Retorika Beijing telah mereda dalam 17 bulan sejak Xi dan Paus Fransiskus menjabat, dan Paus asal Argentina tersebut mengatakan bahwa ia telah menulis surat kepada Xi dan menerima balasan. Media yang dekat dengan Vatikan juga mengatakan kedua pihak bertemu pada bulan Juni, meski tidak ada rincian yang dirilis.

Dan dalam ujian nyata pertama hubungan ini sejak Paus Fransiskus menjadi paus, Vatikan belum memberikan sinyal penerimaannya terhadap Tang Yuange, yang diangkat menjadi uskup di kota barat daya Chengdu pada bulan Mei.

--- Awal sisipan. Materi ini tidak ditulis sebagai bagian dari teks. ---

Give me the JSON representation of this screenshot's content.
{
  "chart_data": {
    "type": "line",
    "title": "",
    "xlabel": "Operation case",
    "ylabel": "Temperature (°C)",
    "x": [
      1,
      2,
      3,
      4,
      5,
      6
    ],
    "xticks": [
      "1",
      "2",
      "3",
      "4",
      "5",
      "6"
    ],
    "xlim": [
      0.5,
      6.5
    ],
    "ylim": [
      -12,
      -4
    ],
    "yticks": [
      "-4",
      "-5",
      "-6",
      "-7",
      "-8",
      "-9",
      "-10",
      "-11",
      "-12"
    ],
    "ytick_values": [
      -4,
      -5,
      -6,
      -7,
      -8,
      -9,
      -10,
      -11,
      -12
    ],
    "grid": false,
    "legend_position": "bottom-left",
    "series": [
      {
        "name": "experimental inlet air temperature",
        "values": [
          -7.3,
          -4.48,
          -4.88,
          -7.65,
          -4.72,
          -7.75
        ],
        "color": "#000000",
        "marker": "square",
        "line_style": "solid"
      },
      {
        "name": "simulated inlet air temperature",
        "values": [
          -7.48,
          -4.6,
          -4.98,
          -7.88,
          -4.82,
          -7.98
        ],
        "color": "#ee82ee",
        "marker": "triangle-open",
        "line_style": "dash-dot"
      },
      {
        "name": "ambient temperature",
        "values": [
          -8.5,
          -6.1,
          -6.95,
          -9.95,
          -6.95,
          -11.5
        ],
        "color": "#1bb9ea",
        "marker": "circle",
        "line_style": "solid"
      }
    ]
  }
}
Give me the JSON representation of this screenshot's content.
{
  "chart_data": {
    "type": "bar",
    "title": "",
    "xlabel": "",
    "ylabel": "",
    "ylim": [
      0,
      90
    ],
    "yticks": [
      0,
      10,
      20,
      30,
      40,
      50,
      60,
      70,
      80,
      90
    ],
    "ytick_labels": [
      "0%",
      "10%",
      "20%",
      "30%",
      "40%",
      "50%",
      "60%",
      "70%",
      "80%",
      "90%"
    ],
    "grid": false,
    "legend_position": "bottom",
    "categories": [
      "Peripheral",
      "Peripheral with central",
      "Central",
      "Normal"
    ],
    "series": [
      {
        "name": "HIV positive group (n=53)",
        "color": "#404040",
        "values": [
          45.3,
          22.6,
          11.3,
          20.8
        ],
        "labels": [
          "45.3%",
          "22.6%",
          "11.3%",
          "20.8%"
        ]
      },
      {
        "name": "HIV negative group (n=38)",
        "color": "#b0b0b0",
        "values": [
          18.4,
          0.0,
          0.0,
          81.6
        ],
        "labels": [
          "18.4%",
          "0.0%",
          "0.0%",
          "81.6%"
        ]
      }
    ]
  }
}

Xi, putra seorang pemimpin komunis yang disegani, juga belum mengungkapkan pandangan pribadinya mengenai hubungan dengan Vatikan – atau agama secara umum – kepada publik.

Meskipun sebagian besar media pemerintah Tiongkok mengabaikan kunjungan Paus, laporan singkat mengenai penerbangan kepausan yang pertama kali melintasi Tiongkok dan perpanjangan salam diposting di situs mikroblog populer seperti Twitter, Weibo, yang merupakan indikasi bahwa kunjungan tersebut bukan merupakan subjek yang disensor.

Tabloid populer Global Times juga memuat ringkasan laporan media asing mengenai masalah ini, bersama dengan komentar dari pakar diplomasi Vatikan Tiongkok, Kong Chenyan, yang menyebutnya sebagai “perkembangan positif” dalam hubungan Tiongkok-Vatikan.

Namun, Kong mengatakan Tiongkok tetap tidak senang dengan apa yang dilihatnya sebagai kurangnya rasa hormat Vatikan terhadap kedaulatan Tiongkok, hubungannya dengan Taiwan, dan kebencian yang masih ada atas kanonisasi para santo yang dipandang oleh partai berkuasa sebagai musuh rakyat Tiongkok.

___

Penulis Associated Press Nicole Winfield berkontribusi pada laporan ini dari jet kepausan. Penulis Foster Klug dan peneliti Jung-yoon Choi berkontribusi dari Seoul.